Getting a critical hit on a Parley roll just seems... weird, y'know?
All due respect Scrapey my man, but no... I think
you are the weird one! This other time I was playing D&D, our party was hanging out with these two tengu, and at the end of the session, after we killed some monsters and looted some treasure together, the DM asked us to make reaction rolls to see what the two tengu thought of us. I rolled a crit! So they wanted to be my 5th level magic-user's henchman (she is a 12-year-old girl, btw). Technically, I had a +1 Charisma bonus, so an 11 would have had the same effect, but I still remember that roll. It was exactly like having manipulate opened and rolling a 12+ in AW -- they became my allies.
Of course, just like them Cloud Giants thing up there, I remember it because I got two awesome bird-man retainers, but "rolling a 20" is shorthand for getting a cool thing that happens only rarely, and only because of luck, so there's that I guess.
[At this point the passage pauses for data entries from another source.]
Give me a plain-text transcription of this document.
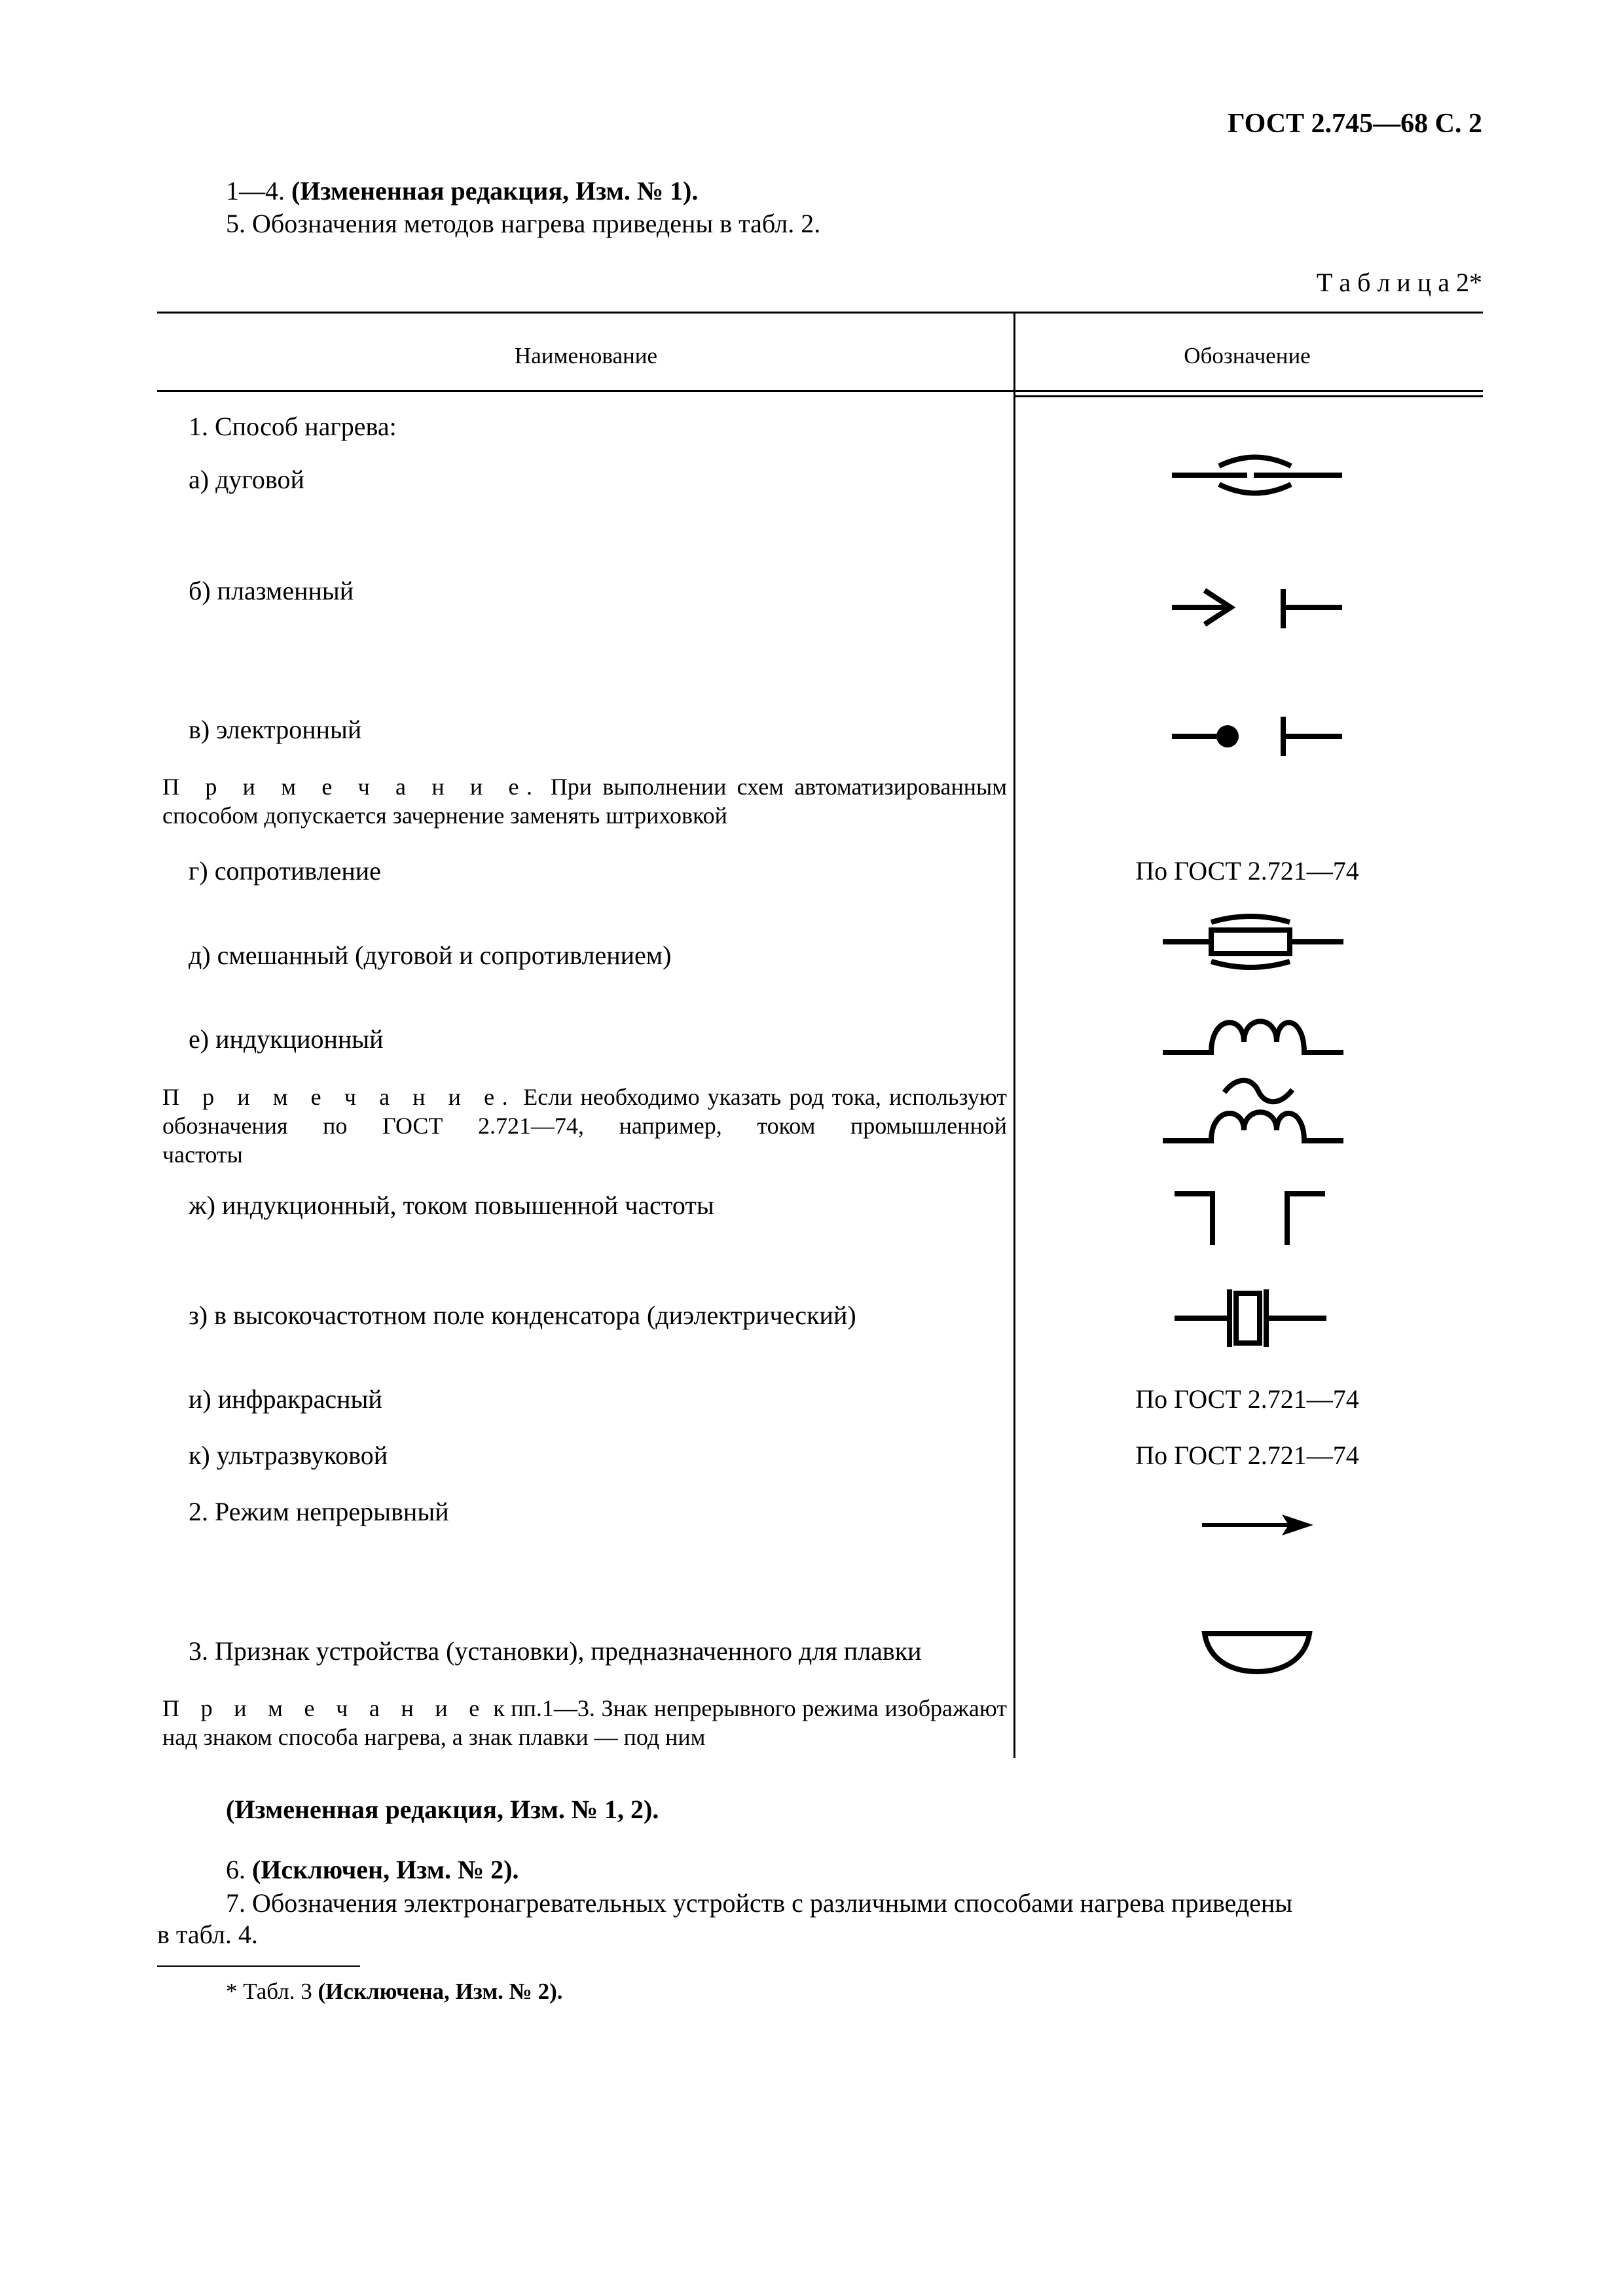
ГОСТ 2.745—68 С. 2
1—4. (Измененная редакция, Изм. № 1).
5. Обозначения методов нагрева приведены в табл. 2.
Т а б л и ц а 2*
Наименование	Обозначение
1. Способ нагрева:
а) дуговой
б) плазменный
в) электронный
П р и м е ч а н и е. При выполнении схем автоматизированным
способом допускается зачернение заменять штриховкой
г) сопротивление
д) смешанный (дуговой и сопротивлением)
е) индукционный
П р и м е ч а н и е. Если необходимо указать род тока, используют
обозначения по ГОСТ 2.721—74, например, током промышленной
частоты
ж) индукционный, током повышенной частоты
з) в высокочастотном поле конденсатора (диэлектрический)
и) инфракрасный
к) ультразвуковой
2. Режим непрерывный
3. Признак устройства (установки), предназначенного для плавки
П р и м е ч а н и е к пп.1—3. Знак непрерывного режима изображают
над знаком способа нагрева, а знак плавки — под ним
По ГОСТ 2.721—74
По ГОСТ 2.721—74
По ГОСТ 2.721—74
(Измененная редакция, Изм. № 1, 2).
6. (Исключен, Изм. № 2).
7. Обозначения электронагревательных устройств с различными способами нагрева приведены
в табл. 4.
* Табл. 3 (Исключена, Изм. № 2).
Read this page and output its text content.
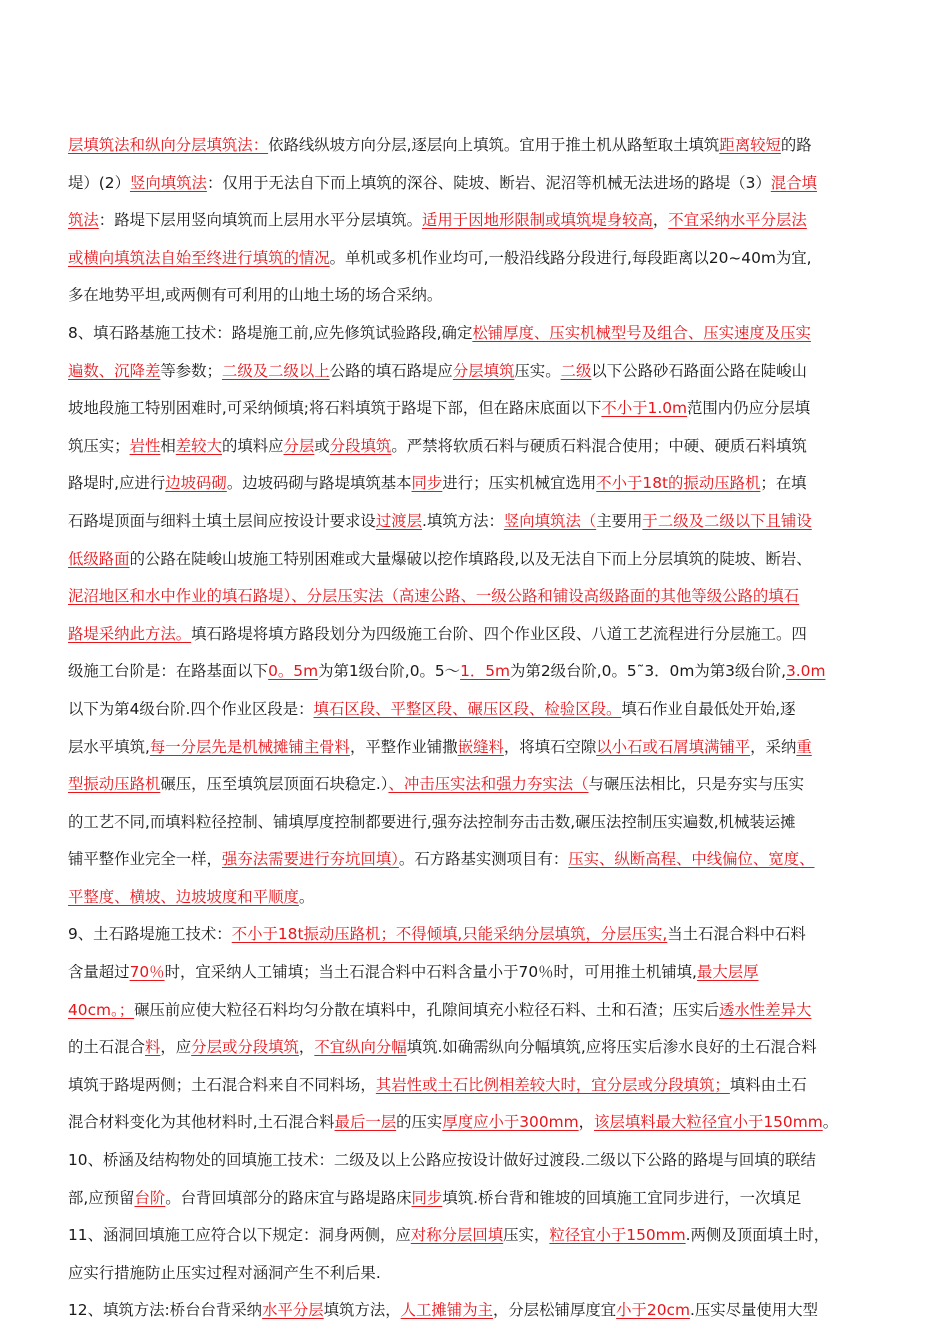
层填筑法和纵向分层填筑法：依路线纵坡方向分层,逐层向上填筑。宜用于推土机从路堑取土填筑距离较短的路
堤）(2）竖向填筑法：仅用于无法自下而上填筑的深谷、陡坡、断岩、泥沼等机械无法进场的路堤（3）混合填
筑法：路堤下层用竖向填筑而上层用水平分层填筑。适用于因地形限制或填筑堤身较高，不宜采纳水平分层法
或横向填筑法自始至终进行填筑的情况。单机或多机作业均可,一般沿线路分段进行,每段距离以20~40m为宜,
多在地势平坦,或两侧有可利用的山地土场的场合采纳。
8、填石路基施工技术：路堤施工前,应先修筑试验路段,确定松铺厚度、压实机械型号及组合、压实速度及压实
遍数、沉降差等参数；二级及二级以上公路的填石路堤应分层填筑压实。二级以下公路砂石路面公路在陡峻山
坡地段施工特别困难时,可采纳倾填;将石料填筑于路堤下部，但在路床底面以下不小于1.0m范围内仍应分层填
筑压实；岩性相差较大的填料应分层或分段填筑。严禁将软质石料与硬质石料混合使用；中硬、硬质石料填筑
路堤时,应进行边坡码砌。边坡码砌与路堤填筑基本同步进行；压实机械宜选用不小于18t的振动压路机；在填
石路堤顶面与细料土填土层间应按设计要求设过渡层.填筑方法：竖向填筑法（主要用于二级及二级以下且铺设
低级路面的公路在陡峻山坡施工特别困难或大量爆破以挖作填路段,以及无法自下而上分层填筑的陡坡、断岩、
泥沼地区和水中作业的填石路堤）、分层压实法（高速公路、一级公路和铺设高级路面的其他等级公路的填石
路堤采纳此方法。填石路堤将填方路段划分为四级施工台阶、四个作业区段、八道工艺流程进行分层施工。四
级施工台阶是：在路基面以下0。5m为第1级台阶,0。5～1．5m为第2级台阶,0。5˜3．0m为第3级台阶,3.0m
以下为第4级台阶.四个作业区段是：填石区段、平整区段、碾压区段、检验区段。填石作业自最低处开始,逐
层水平填筑,每一分层先是机械摊铺主骨料，平整作业铺撒嵌缝料，将填石空隙以小石或石屑填满铺平，采纳重
型振动压路机碾压，压至填筑层顶面石块稳定.）、冲击压实法和强力夯实法（与碾压法相比，只是夯实与压实
的工艺不同,而填料粒径控制、铺填厚度控制都要进行,强夯法控制夯击击数,碾压法控制压实遍数,机械装运摊
铺平整作业完全一样，强夯法需要进行夯坑回填）。石方路基实测项目有：压实、纵断高程、中线偏位、宽度、
平整度、横坡、边坡坡度和平顺度。
9、土石路堤施工技术：不小于18t振动压路机；不得倾填,只能采纳分层填筑，分层压实,当土石混合料中石料
含量超过70％时，宜采纳人工铺填；当土石混合料中石料含量小于70％时，可用推土机铺填,最大层厚
40cm。；碾压前应使大粒径石料均匀分散在填料中，孔隙间填充小粒径石料、土和石渣；压实后透水性差异大
的土石混合料，应分层或分段填筑，不宜纵向分幅填筑.如确需纵向分幅填筑,应将压实后渗水良好的土石混合料
填筑于路堤两侧；土石混合料来自不同料场，其岩性或土石比例相差较大时，宜分层或分段填筑；填料由土石
混合材料变化为其他材料时,土石混合料最后一层的压实厚度应小于300mm，该层填料最大粒径宜小于150mm。
10、桥涵及结构物处的回填施工技术：二级及以上公路应按设计做好过渡段.二级以下公路的路堤与回填的联结
部,应预留台阶。台背回填部分的路床宜与路堤路床同步填筑.桥台背和锥坡的回填施工宜同步进行，一次填足
11、涵洞回填施工应符合以下规定：洞身两侧，应对称分层回填压实，粒径宜小于150mm.两侧及顶面填土时，
应实行措施防止压实过程对涵洞产生不利后果.
12、填筑方法:桥台台背采纳水平分层填筑方法，人工摊铺为主，分层松铺厚度宜小于20cm.压实尽量使用大型
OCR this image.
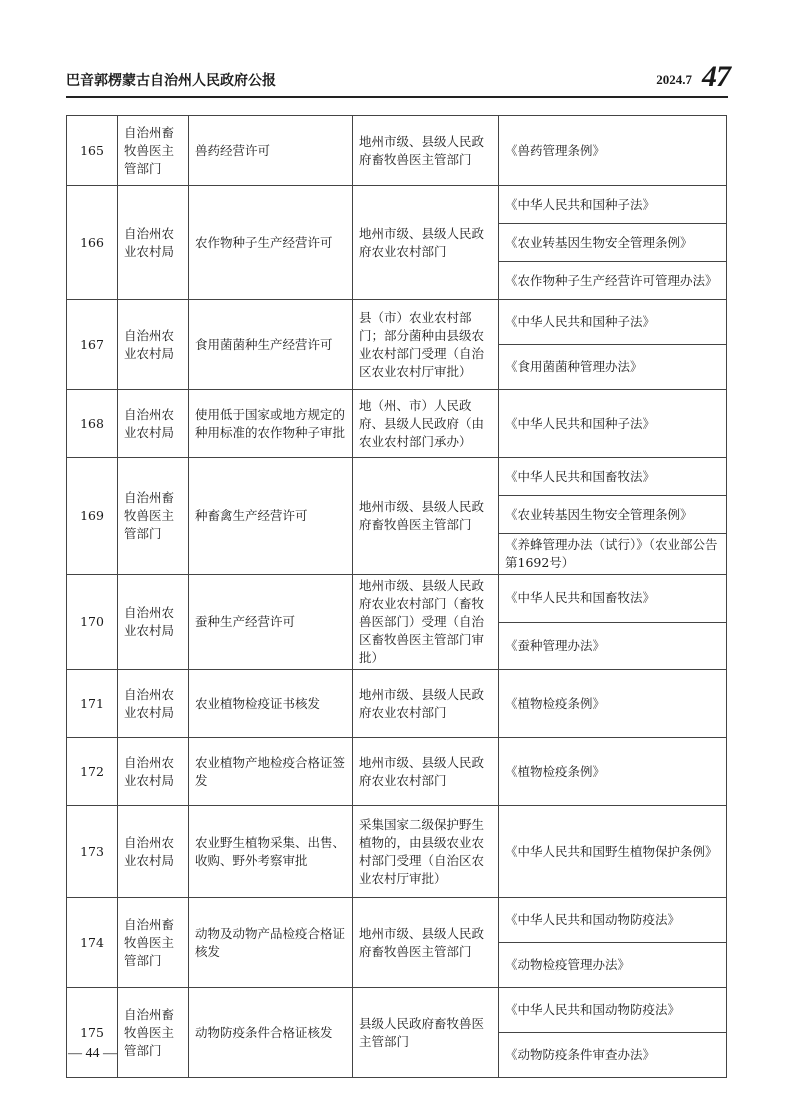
巴音郭楞蒙古自治州人民政府公报	2024.7 47
165	自治州畜牧兽医主管部门	兽药经营许可	地州市级、县级人民政府畜牧兽医主管部门	《兽药管理条例》
166	自治州农业农村局	农作物种子生产经营许可	地州市级、县级人民政府农业农村部门	《中华人民共和国种子法》
				《农业转基因生物安全管理条例》
				《农作物种子生产经营许可管理办法》
167	自治州农业农村局	食用菌菌种生产经营许可	县（市）农业农村部门；部分菌种由县级农业农村部门受理（自治区农业农村厅审批）	《中华人民共和国种子法》
				《食用菌菌种管理办法》
168	自治州农业农村局	使用低于国家或地方规定的种用标准的农作物种子审批	地（州、市）人民政府、县级人民政府（由农业农村部门承办）	《中华人民共和国种子法》
169	自治州畜牧兽医主管部门	种畜禽生产经营许可	地州市级、县级人民政府畜牧兽医主管部门	《中华人民共和国畜牧法》
				《农业转基因生物安全管理条例》
				《养蜂管理办法（试行）》（农业部公告第1692号）
170	自治州农业农村局	蚕种生产经营许可	地州市级、县级人民政府农业农村部门（畜牧兽医部门）受理（自治区畜牧兽医主管部门审批）	《中华人民共和国畜牧法》
				《蚕种管理办法》
171	自治州农业农村局	农业植物检疫证书核发	地州市级、县级人民政府农业农村部门	《植物检疫条例》
172	自治州农业农村局	农业植物产地检疫合格证签发	地州市级、县级人民政府农业农村部门	《植物检疫条例》
173	自治州农业农村局	农业野生植物采集、出售、收购、野外考察审批	采集国家二级保护野生植物的，由县级农业农村部门受理（自治区农业农村厅审批）	《中华人民共和国野生植物保护条例》
174	自治州畜牧兽医主管部门	动物及动物产品检疫合格证核发	地州市级、县级人民政府畜牧兽医主管部门	《中华人民共和国动物防疫法》
				《动物检疫管理办法》
175	自治州畜牧兽医主管部门	动物防疫条件合格证核发	县级人民政府畜牧兽医主管部门	《中华人民共和国动物防疫法》
				《动物防疫条件审查办法》
— 44 —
Going back to Adam's "turning the tide" thing, though... When I learned about the tremulus rule, I thought it would be better if everybody was affected because it focuses attention back to the table and the other players. When somebody rolls and it has nothing to do with your character, you don't have a lot of reason to care. But of there's even a small chance it might affect you (in a good way), there's incentive there to at least pay enough attention to check the roll, which has an effect on your attention as a whole. I think your "natural 12 effect" should probably be different for each character, though. Your guy always gets the same bonus thing, whatever it is, when anybody rolls boxcars. My guy gets something different. Maybe the cleric can heal himself or somebody else right away, the fighter gets an extra damage die to use later on, the mule gets an extra piece of gear stock, etc etc.
As opposed to like a thing that the GM says that is good for everybody, because that doesn't focus their attention onto the person rolling, it's just the GM reminding them that a thing happened.